Thankfully, as noted today, we are beginning to move from drawing lines in the sand and being defensive and starting to meet in the middle to assess and evaluate the situation. Hopefully, this will spur conversation to make less Trayvons and Zimmermans in the future.
Of course, by posting articles like that, we are making it a race issue. Which Martin/Zimmerman wasn't in the eyes of the jury that made the decision. So as long as we continue to base all opinions on race, we will never progress forward. And that is our own faults. Either pushing it or allowing it to be pushed.
If both men had been black?
If Martin had been white and Zimmerman black?
Does anyone SERIOUSLY think the outcome would have been the same?
Gloria, I think history has shown us that ones race as it goes to the propensity for crime is a factor in how the crime is perceived and how it is prosecuted. I think this case became the media sensation that it is because race was put to the forefront and the reason that happened is different depending on agenda's. Some of those political and some of those for media ratings.
I do agree that if this crime had involved individuals of the same race it would have not made headlines. I look at this particular situation as one where the guy who pulled the trigger was charged, prosecuted and found not guilty under the law as the laws are written and administered. I think the jury of six women, five White and one not did follow the law without prejudice. As the one juror who was interviewed said, they never talked about race during their deliberations and that they felt that Zimmerman thought that it was Trayvon's actions and not his race that made him suspect that night. It was testified to that he was out in the rain, cutting through back yards and stopping to look in windows. I think those actions could reasonably be viewed as suspicious in a community where there has been a rash of break ins without race being a factor. I think if my own son was there that night dressed in a hoodie, cutting through back yards and peering into windows his actions would have been viewed as suspicious. I also do not believe for a minute that the women of the jury did not weigh all of the evidence in order to come to a lawful verdict.

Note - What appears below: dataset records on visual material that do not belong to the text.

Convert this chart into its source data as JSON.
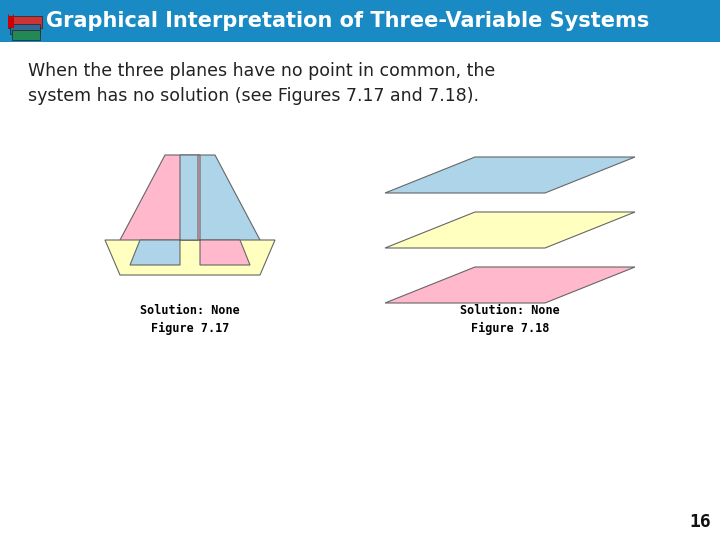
{
  "title": "Graphical Interpretation of Three-Variable Systems",
  "title_bg_color": "#1a8ac4",
  "title_text_color": "#ffffff",
  "body_text": "When the three planes have no point in common, the\nsystem has no solution (see Figures 7.17 and 7.18).",
  "body_text_color": "#222222",
  "bg_color": "#ffffff",
  "label1": "Solution: None",
  "label2": "Solution: None",
  "fig_label1": "Figure 7.17",
  "fig_label2": "Figure 7.18",
  "page_number": "16",
  "plane_yellow": "#ffffc0",
  "plane_pink": "#ffb8cc",
  "plane_blue": "#aed4ea",
  "plane_outline": "#666666",
  "book_colors": [
    "#2e8b57",
    "#4682b4",
    "#cc2222"
  ]
}
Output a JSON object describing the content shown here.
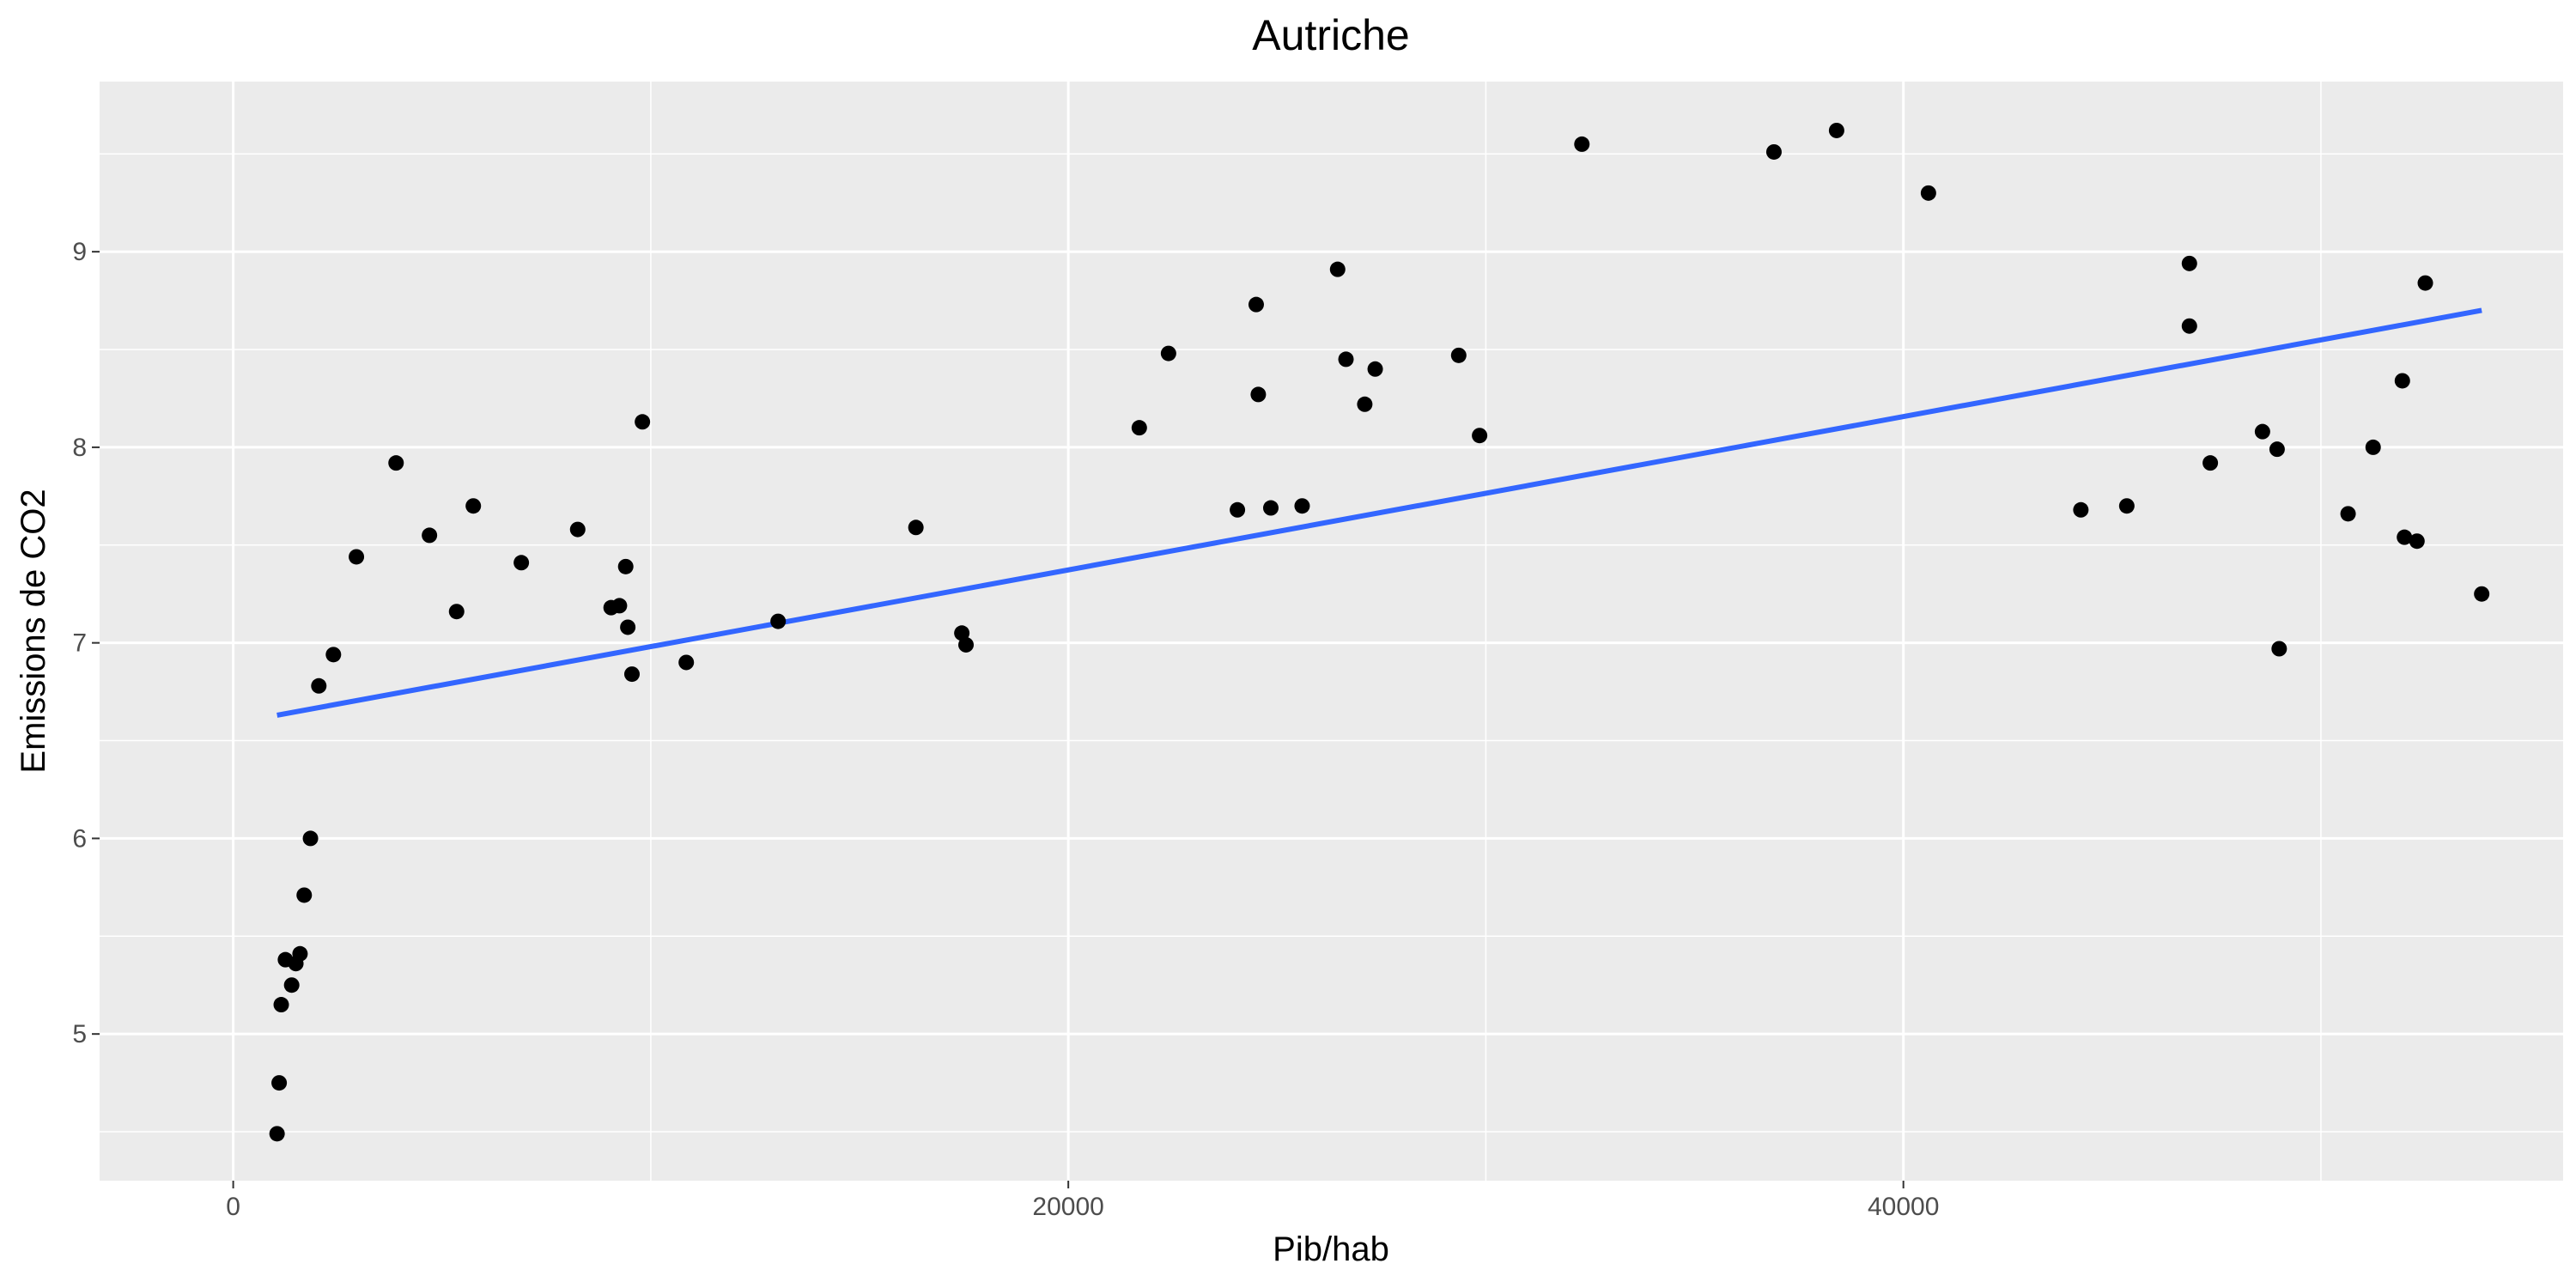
{
  "chart_data": {
    "type": "scatter",
    "title": "Autriche",
    "xlabel": "Pib/hab",
    "ylabel": "Emissions de CO2",
    "xlim": [
      -3200,
      55800
    ],
    "ylim": [
      4.25,
      9.87
    ],
    "x_ticks": [
      0,
      20000,
      40000
    ],
    "x_tick_labels": [
      "0",
      "20000",
      "40000"
    ],
    "y_ticks": [
      5,
      6,
      7,
      8,
      9
    ],
    "y_tick_labels": [
      "5",
      "6",
      "7",
      "8",
      "9"
    ],
    "grid": true,
    "legend": "none",
    "colors": {
      "panel": "#ebebeb",
      "grid": "#ffffff",
      "points": "#000000",
      "fit_line": "#3366ff"
    },
    "series": [
      {
        "points": [
          [
            1050,
            4.49
          ],
          [
            1100,
            4.75
          ],
          [
            1150,
            5.15
          ],
          [
            1250,
            5.38
          ],
          [
            1400,
            5.25
          ],
          [
            1500,
            5.36
          ],
          [
            1600,
            5.41
          ],
          [
            1700,
            5.71
          ],
          [
            1850,
            6.0
          ],
          [
            2050,
            6.78
          ],
          [
            2400,
            6.94
          ],
          [
            2950,
            7.44
          ],
          [
            3900,
            7.92
          ],
          [
            4700,
            7.55
          ],
          [
            5350,
            7.16
          ],
          [
            5750,
            7.7
          ],
          [
            6900,
            7.41
          ],
          [
            8250,
            7.58
          ],
          [
            9050,
            7.18
          ],
          [
            9250,
            7.19
          ],
          [
            9400,
            7.39
          ],
          [
            9450,
            7.08
          ],
          [
            9550,
            6.84
          ],
          [
            9800,
            8.13
          ],
          [
            10850,
            6.9
          ],
          [
            13050,
            7.11
          ],
          [
            16350,
            7.59
          ],
          [
            17450,
            7.05
          ],
          [
            17550,
            6.99
          ],
          [
            21700,
            8.1
          ],
          [
            22400,
            8.48
          ],
          [
            24050,
            7.68
          ],
          [
            24500,
            8.73
          ],
          [
            24550,
            8.27
          ],
          [
            24850,
            7.69
          ],
          [
            25600,
            7.7
          ],
          [
            26450,
            8.91
          ],
          [
            26650,
            8.45
          ],
          [
            27100,
            8.22
          ],
          [
            27350,
            8.4
          ],
          [
            29350,
            8.47
          ],
          [
            29850,
            8.06
          ],
          [
            32300,
            9.55
          ],
          [
            36900,
            9.51
          ],
          [
            38400,
            9.62
          ],
          [
            40600,
            9.3
          ],
          [
            44250,
            7.68
          ],
          [
            45350,
            7.7
          ],
          [
            46850,
            8.94
          ],
          [
            46850,
            8.62
          ],
          [
            47350,
            7.92
          ],
          [
            48600,
            8.08
          ],
          [
            48950,
            7.99
          ],
          [
            49000,
            6.97
          ],
          [
            50650,
            7.66
          ],
          [
            51250,
            8.0
          ],
          [
            51950,
            8.34
          ],
          [
            52000,
            7.54
          ],
          [
            52300,
            7.52
          ],
          [
            52500,
            8.84
          ],
          [
            53850,
            7.25
          ]
        ]
      }
    ],
    "fit_line": {
      "method": "lm",
      "x": [
        1050,
        53850
      ],
      "y": [
        6.63,
        8.7
      ]
    }
  }
}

I think there are many cases that scream racism but this is not one of them. Even if Zimmerman himself is a bigot, I don't believe it was Trayvon's race that called attention to him. I think it was a variety of factors, perhaps including the hoodie. I have asked my youngest son to never put up his hoodie when in public because it hides ones face. I will admit that is a paranoia on my part but not because I think it would cause him to be profiled as a Black but because it could make him appear suspicious to some.
Zimmerman is a guy who was stupid enough to get out of his car a follow someone he found suspicious. It was shortsighted and ended up being tragic.